In brief: An absolutely incredible spring heat wave has taken hold of the West, Central, and parts of the Mid-Atlantic this weekend shattering monthly records from coast to coast. More of it to come. In Texas? Records fell, multiple times in some cases in the Panhandle, West Texas, and near the Red River, with another surge of heat to come this week.
Record obliterating heat
I’m not going to dive too deep into this Western and Central U.S. heat wave from the last several days. I’m going to wait for some of the final numbers to be compiled and then do a bit of a recap. But I would be foolish to not at least touch on this. The reality is that this was an extraordinary event by any measure. Hundreds of records smashed daily.

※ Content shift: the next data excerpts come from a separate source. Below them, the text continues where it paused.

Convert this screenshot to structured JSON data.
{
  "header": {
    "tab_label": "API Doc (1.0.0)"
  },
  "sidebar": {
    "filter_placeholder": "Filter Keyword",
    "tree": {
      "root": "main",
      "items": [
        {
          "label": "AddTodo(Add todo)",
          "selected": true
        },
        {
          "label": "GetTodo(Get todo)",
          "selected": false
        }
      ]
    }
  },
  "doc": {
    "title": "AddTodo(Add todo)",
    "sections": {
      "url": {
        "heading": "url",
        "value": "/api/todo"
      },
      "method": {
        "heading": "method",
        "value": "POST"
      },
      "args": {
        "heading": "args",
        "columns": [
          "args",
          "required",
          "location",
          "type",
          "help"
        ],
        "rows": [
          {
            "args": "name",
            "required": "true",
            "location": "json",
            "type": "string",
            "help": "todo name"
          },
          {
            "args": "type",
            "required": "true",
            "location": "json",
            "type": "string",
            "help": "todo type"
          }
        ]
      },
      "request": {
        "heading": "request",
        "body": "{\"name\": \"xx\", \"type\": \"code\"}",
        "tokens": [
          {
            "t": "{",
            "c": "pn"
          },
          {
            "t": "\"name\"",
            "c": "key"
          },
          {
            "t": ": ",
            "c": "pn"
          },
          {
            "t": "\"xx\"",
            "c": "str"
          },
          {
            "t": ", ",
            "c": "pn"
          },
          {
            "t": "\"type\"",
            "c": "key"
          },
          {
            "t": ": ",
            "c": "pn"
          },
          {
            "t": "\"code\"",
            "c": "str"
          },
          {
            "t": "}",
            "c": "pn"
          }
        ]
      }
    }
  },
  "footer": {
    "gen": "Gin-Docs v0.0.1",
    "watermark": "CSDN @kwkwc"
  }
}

When it comes to events of this scope and magnitude (breaking April records in March, for example), there are very few analogs. In recent years, the only thing really comparable in North America was probably the insane Pacific heatwave of 2021. According to coolwx.com, March 19-22 had the greatest number of hot temperature records recorded of any days since 2010. Daniel’s map above was from Saturday, with monthly hot temperature records being set from SoCal through southern Minnesota. Even on Sunday at the same time, we had numerous monthly records ongoing too, over an even wider segment of the country.

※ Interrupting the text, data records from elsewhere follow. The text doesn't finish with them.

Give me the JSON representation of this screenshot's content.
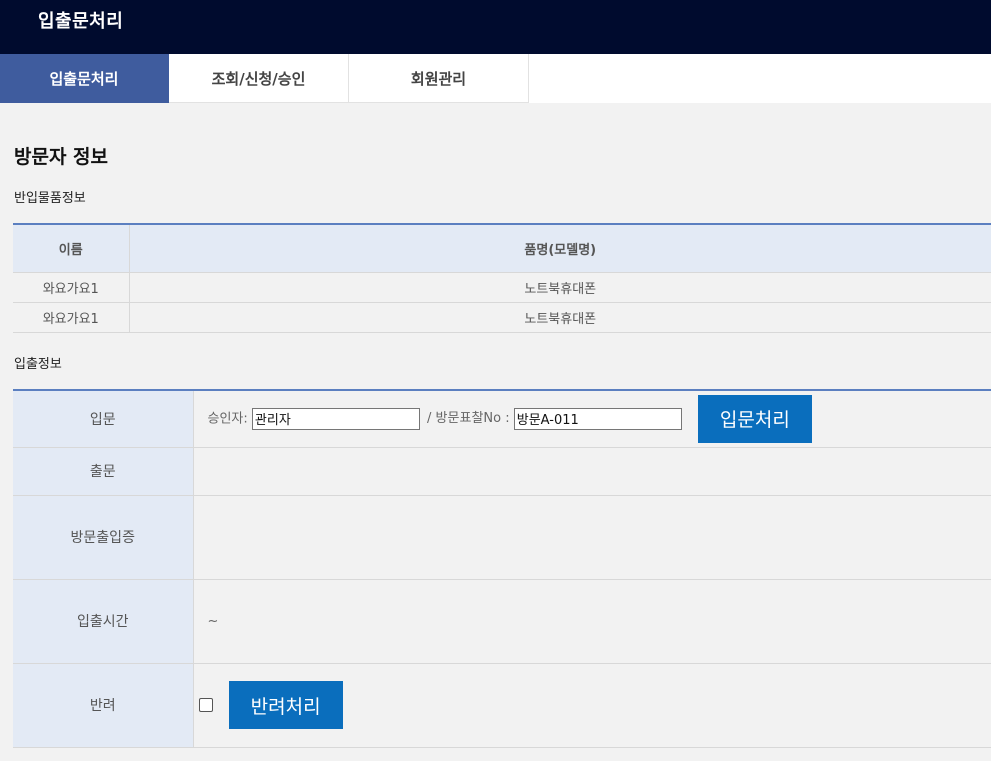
{
  "header": {
    "title": "입출문처리"
  },
  "tabs": [
    {
      "label": "입출문처리",
      "active": true
    },
    {
      "label": "조회/신청/승인",
      "active": false
    },
    {
      "label": "회원관리",
      "active": false
    }
  ],
  "visitor": {
    "section_title": "방문자 정보",
    "items_title": "반입물품정보",
    "items_headers": [
      "이름",
      "품명(모델명)"
    ],
    "items_rows": [
      [
        "와요가요1",
        "노트북휴대폰"
      ],
      [
        "와요가요1",
        "노트북휴대폰"
      ]
    ]
  },
  "access": {
    "title": "입출정보",
    "rows": {
      "entry_label": "입문",
      "exit_label": "출문",
      "pass_label": "방문출입증",
      "time_label": "입출시간",
      "reject_label": "반려"
    },
    "approver_label": "승인자:",
    "approver_value": "관리자",
    "badge_label": "/ 방문표찰No :",
    "badge_value": "방문A-011",
    "entry_button": "입문처리",
    "time_value": "~",
    "reject_checked": false,
    "reject_button": "반려처리"
  },
  "colors": {
    "header_bg": "#000b2e",
    "active_tab": "#3f5c9e",
    "button_blue": "#0a6ebd",
    "table_header": "#e3eaf5"
  }
}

Monthly records don’t typically fall multiple times in a week over multiple locations from coast to coast. Clearly, this is an exceptionally rare event and one that is becoming more likely, more plausible, and more common in a warming climate. Dozens and dozens of additional hot temperature records will be set over the next 5 days.

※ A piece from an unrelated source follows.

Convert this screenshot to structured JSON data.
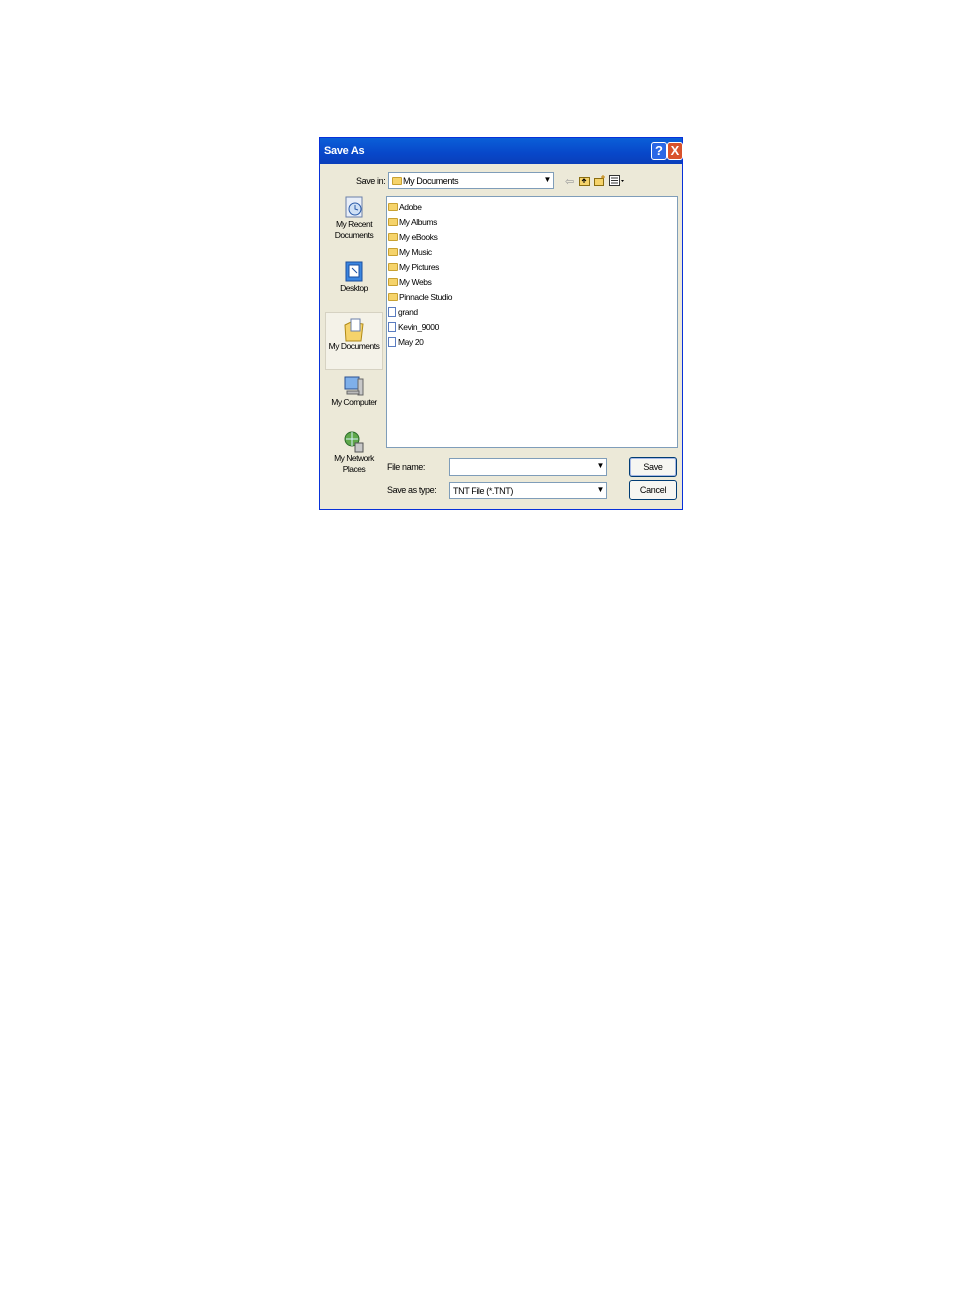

For more of the day-to-day coverage on this heat event, check out Alan Gerard’s Balanced Weather.
Texas weekly outlook
As we’re trying to regularly do, here’s a look ahead at the weather across Texas for the upcoming week.
Let’s start with rain, or a lack of it.
Let’s not expect much in the way of rain. We need it. Especially in South Texas. The situation in Corpus Christi is dire, and we’re planning to do something on that over at Space City Weather, hopefully by next week. But legitimately: We need rain.
The recent record heat has not helped.
Amarillo: 98° on Saturday establishes a new all-time record for March, breaking 96° from March 1907.
Lubbock: 98° on Saturday is a new March record as well, breaking the old record set the previous day, which tied the original record set on March 11, 1989 (96°).
Midland: 99° on Sunday was a new March record breaking the old record set on Saturday which broke the previous record of 97° set on March 31, 1946.
El Paso: 96° on Sunday broke the old March record of 95° set the previous day, which broke the prior March record of 94° set on Friday, which broke the original March record of 93° set on March 22, 2017. Another chance to do it comes Thursday.
You want more? Ok then.
Abilene: After coming up one degree short on Saturday, Abilene matched their all-time March heat record on Sunday with 98°, last set on March 21, 1916.
San Angelo: They broke their record for March on Saturday by hitting 100° and then matched the previous record of 98° on Sunday. That record has stood since St. Patrick’s Day 1908.
Wichita Falls: They fell 1 degree short of the record for March on Saturday when it hit 99°, so the March 27, 1971 record of 100° still stands. They have another opportunity on Thursday.
So for West Texas, the Panhandle, and parts of North Texas this will be the March heat event of record now. And we may not be done yet. Another surge of heat arrives this week, with daily records already forecast or close to forecast across much of Texas on Thursday.
Basically, it’s a week of heat ahead.
For those keeping track of the 90 degree derby in the Texas Triangle region
Dallas: 1
Austin (Downtown): 3
San Antonio: 4
Houston (IAH): 0
High pressure will build in through the week, allowing for this heat to percolate. Friday may see a chance at 90+ or record highs in Houston ahead of a cool front that will allow for slightly more comfortable weather across the Central U.S. late this week and weekend.